How to get full timestamp value from dataframes? values being truncated


I have a function "toDate(v:String):Timestamp" that takes a string an converts it into a timestamp with the format "MM-DD-YYYY HH24:MI:SS.NS".

I make a udf of the function:

val u_to_date = sqlContext.udf.register("u_to_date", toDate_)

The issue happens when you apply the UDF to dataframes. The resulting dataframe will lose the last 3 nanoseconds. For example when using the argument "0001-01-01 00:00:00.123456789" The resulting dataframe will be in the format [0001-01-01 00:00:00.123456]

I have even tried a dummy function that returns Timestamp.valueOf("1234-01-01 00:00:00.123456789").
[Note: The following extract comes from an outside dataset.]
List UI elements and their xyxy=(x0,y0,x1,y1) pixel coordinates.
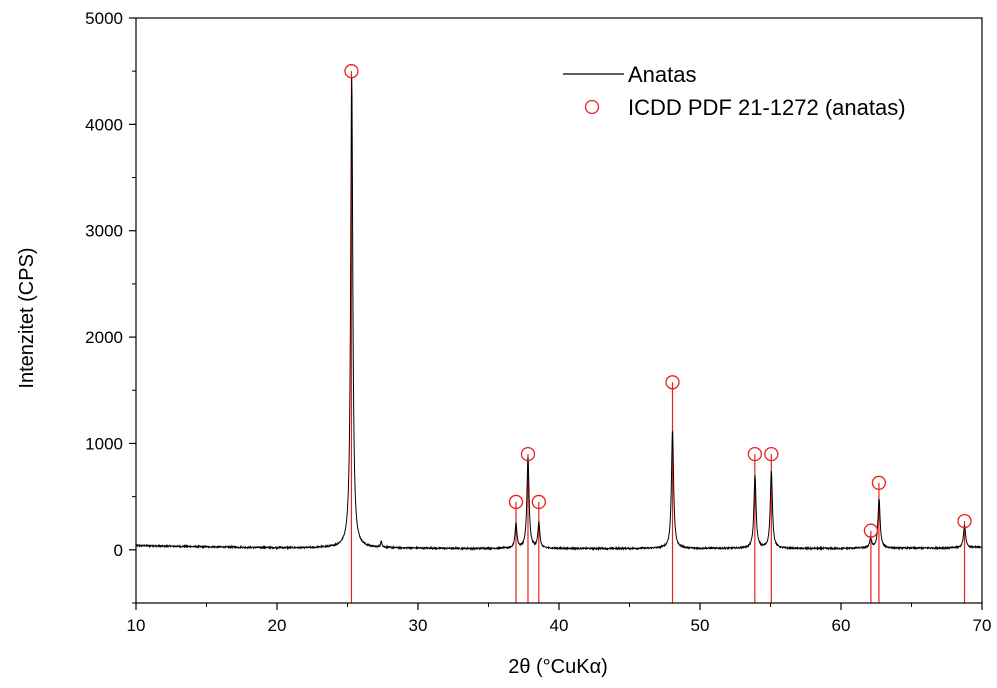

When applying the udf of the dummy function, it will truncate the last 3 nanoseconds.

I have looked into the sqlContext conf and spark.sql.parquet.int96AsTimestamp is set to True. (I tried when it's set to false)

I am at lost here. What is causing the truncation of the last 3 digits?


example

The function could be: def date123(v: String): Timestamp = { Timestamp.valueOf("0001-01-01 00:00:00.123456789") } It's just a dummy function that should return a timestamp with full nanosecond precision.

Then I would make a udf:

`val u_date123 = sqlContext.udf.register("u_date123", date123 _)`

example df:

val theRow =Row("blah") val theRdd = sc.makeRDD(Array(theRow)) case class X(x: String ) val df = theRdd.map{case Row(s0) => X(s0.asInstanceOf[String])}.toDF()

If I apply the udf to the dataframe df with a string column, it will return a dataframe that looks like '[0001-01-01 00:00:00.123456]'

df.select(u_date123($"x")).collect.foreach(println)


Solution

  • I think I found the issue.

    On spark 1.5.1, they changed the size of the timestamp datatype from 12 bytes to 8 bytes

    https://fossies.org/diffs/spark/1.4.1_vs_1.5.0/sql/catalyst/src/main/scala/org/apache/spark/sql/types/TimestampType.scala-diff.html

    I tested on spark 1.4.1, and it produces the full nanosecond precision.